En ese momento se levantó el sol, y los Amigos Nocturnos se convirtieron de nuevo en animales de peluche.

Un pájaro solitario se dirigía hacia ellos en el cielo de la mañana. Cuando se acercó, la Princesa Nell vio que después de todo no era uno de los estorninos del Rey Urraca; era su amigo el Cuervo. Se posó sobre una rama por encima de su cabeza y dijo:

—¡Buenas noticias! ¡Malas noticias! ¿Por dónde empiezo?

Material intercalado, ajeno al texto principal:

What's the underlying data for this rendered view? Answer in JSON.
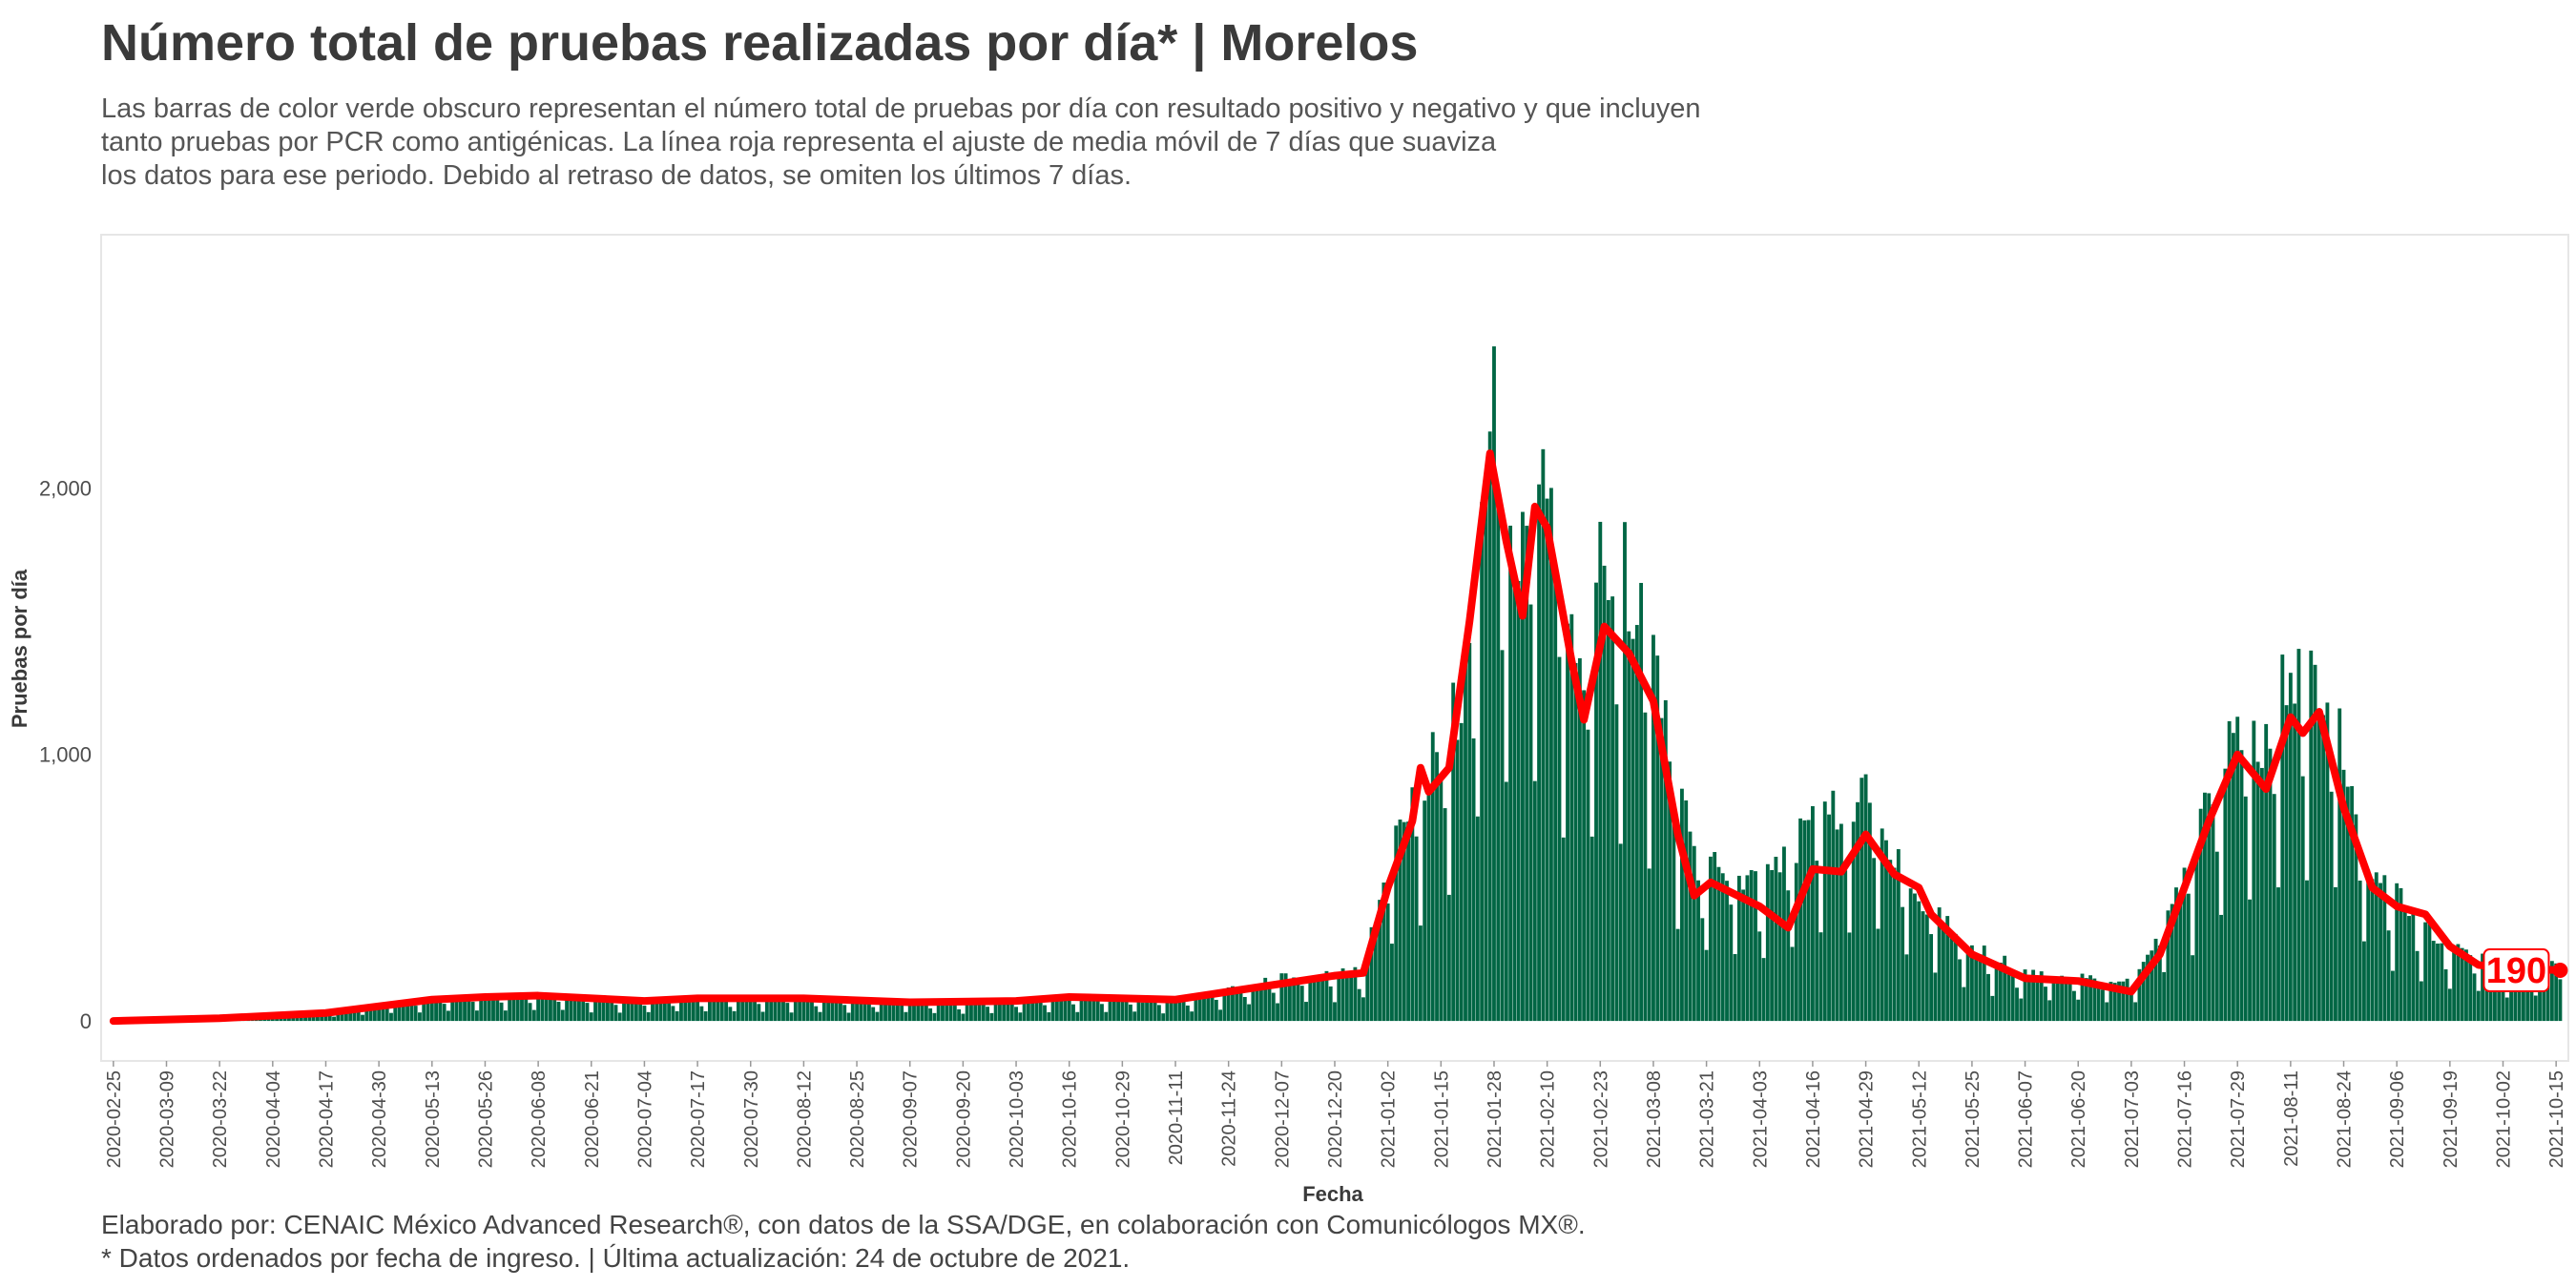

—Por las buenas noticias —dijo la Princesa Nell.

—La malvada Reina perdió la batalla. Su poder ha sido destruido por los otros doce.

—¿Cuál es la mala noticia?

—Cada uno de ellos cogió una de las llaves como botín y la escondió en su tesoro real. Nunca podrás recuperar las doce.

—Pero he jurado hacerlo —dijo la Princesa Nell—, y Dinosaurio me ha demostrado esta noche que un guerrero debe cumplir su deber incluso cuando lleva a su destrucción. Muéstrame el camino al castillo del Rey Urraca; conseguiremos primero su llave.

Aquí seguía un divertido capítulo en el que Nell encontraba las pisadas de otro viajero en el camino, al que pronto se le unió otro viajero y otro. Así siguió hasta la puesta de sol, cuando Púrpura examinó las pisadas e informó a la Princesa Nell de que había caminado en círculos todo el día.

—Pero he seguido con cuidado el camino —dijo Nell.

—El camino es uno de los trucos del Rey Urraca —dijo Púrpura—. Es un camino circular. Para encontrar su castillo, debemos ponernos los sombreros de pensar y usar el cerebro, porque todo en este país es un truco de un tipo u otro.

—¿Pero cómo podemos encontrar su castillo si los caminos están hechos para engañarnos? —dijo Pedro el Conejo.

—Nell, ¿tienes la aguja de coser? —dijo Púrpura.

—Sí —dijo Nell, metiendo la mano en el bolsillo y sacando el costurero.

—Pedro, ¿tienes tu piedra mágica? —dijo Púrpura a continuación.

—Sí —dijo Pedro, sacándosela del bolsillo. No parecía mágica, sólo un trozo de piedra gris, pero poseía la propiedad mágica de atraer pequeños trozos de metal.

—Y tú, Oca, ¿puedes darnos un corcho de una de las botellas de limonada?

—Ésta está casi vacía —dijo Oca.

—Muy bien. También necesitaré un vaso de agua —dijo Púrpura, y recogió los tres elementos de los tres amigos.

Nell siguió leyendo el Manual, aprendiendo cómo Púrpura hacía una brújula magnetizando la aguja, atravesando con ella el corcho, y dejándola flotar en el vaso de agua. Leyó sobre su viaje de tres días por la tierra del Rey Urraca, y de todos los trucos que contenía: animales que les robaban la comida, arenas movedizas, tormentas repentinas, frutas apetitosas pero venenosas, trampas y artimañas diseñadas para atrapar huéspedes no invitados. Nell sabía que si quería, podría volver atrás y hacer preguntas sobre aquellas cosas más tarde y pasar muchas horas leyendo sobre aquella parte de la aventura. Pero lo más importante parecía ser las discusiones con Pedro que terminaban el camino de cada día.

Pedro el Conejo los guio por entre todos aquellos peligros. Sus ojos eran certeros por comer zanahorias, y sus gigantescas orejas podían oír el peligro a kilómetros de distancia. Su nariz temblorosa olía el peligro, y su mente era demasiado buena para la mayoría de los trucos del Rey Urraca. Pronto alcanzaron las afueras de la ciudad del Rey Urraca, que ni siquiera tenía una muralla, tanta confianza sentía el Rey Urraca de que ningún invasor podría atravesar todas las trampas y artimañas del bosque.